We don't do anything in estate planning because it's the lawyer's world full of trusts and expensive legal problems, uncertainty, confusion, differing opinions, constant updating; and then that market has been saturated since the 80's, and has recently faded away because of record low demand. The whole estate planning industry has basically ended because of the high exemptions in 2013.
Always being plagued with implementing estate planning updates and tax law changes, which happen more than annually, is one of the biggest reasons comprehensive financial planner software is so expensive, cumbersome, and full of bugs.

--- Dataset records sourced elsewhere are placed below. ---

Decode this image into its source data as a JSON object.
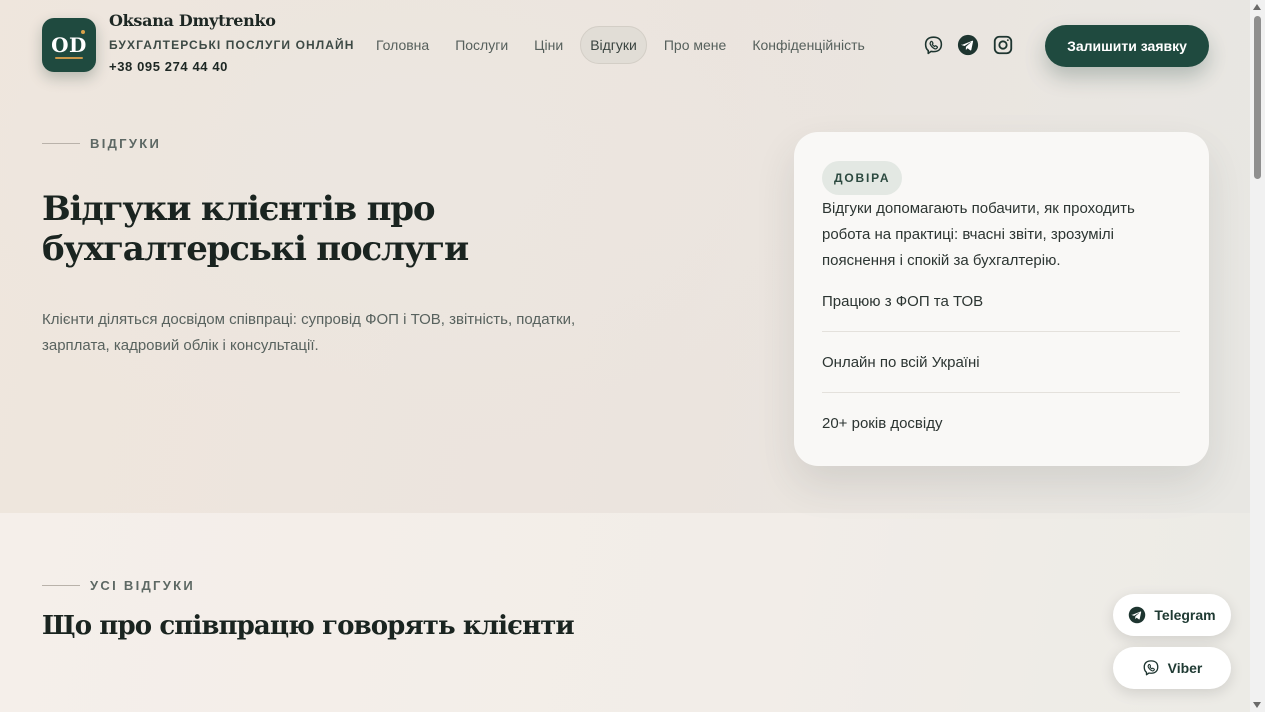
{
  "header": {
    "logo_text": "OD",
    "brand_name": "Oksana Dmytrenko",
    "brand_subtitle": "БУХГАЛТЕРСЬКІ ПОСЛУГИ ОНЛАЙН",
    "phone": "+38 095 274 44 40",
    "nav": [
      {
        "label": "Головна",
        "active": false
      },
      {
        "label": "Послуги",
        "active": false
      },
      {
        "label": "Ціни",
        "active": false
      },
      {
        "label": "Відгуки",
        "active": true
      },
      {
        "label": "Про мене",
        "active": false
      },
      {
        "label": "Конфіденційність",
        "active": false
      }
    ],
    "social_icons": [
      "viber-icon",
      "telegram-icon",
      "instagram-icon"
    ],
    "cta_label": "Залишити заявку"
  },
  "hero": {
    "eyebrow": "ВІДГУКИ",
    "title_line1": "Відгуки клієнтів про",
    "title_line2": "бухгалтерські послуги",
    "description": "Клієнти діляться досвідом співпраці: супровід ФОП і ТОВ, звітність, податки, зарплата, кадровий облік і консультації."
  },
  "trust_card": {
    "badge": "ДОВІРА",
    "text": "Відгуки допомагають побачити, як проходить робота на практиці: вчасні звіти, зрозумілі пояснення і спокій за бухгалтерію.",
    "features": [
      "Працюю з ФОП та ТОВ",
      "Онлайн по всій Україні",
      "20+ років досвіду"
    ]
  },
  "reviews_section": {
    "eyebrow": "УСІ ВІДГУКИ",
    "title": "Що про співпрацю говорять клієнти"
  },
  "floating": {
    "telegram_label": "Telegram",
    "viber_label": "Viber"
  },
  "colors": {
    "accent": "#1f4a3f",
    "logo_mark": "#c9974a",
    "background": "#efe7df"
  }
}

Basically since the exemptions were raised so high, and since everyone's investment portfolio has been growing so slowly, if at all, the whole estate planning business has pretty much been dried up for years.
For generating reports used in estate planning presentations, Leimberg's Number Cruncher has been the industry leader since the 80's, they have the most accurate numbers, are inexpensive, and their reports print and fit nicely (and integrate well) into financial plans.
If you don't know what's going on with these two parts of the financial planning process (taxes and estate planning), then the Financial Planning eBook helps explains it more - enough so you'll know it may not be worth going there, which is what we recommend (unless you're servicing mostly "ultra-high-net worth clients" - which are $12M or more under management. Even $10M can now be easily handled with a simple AB trust).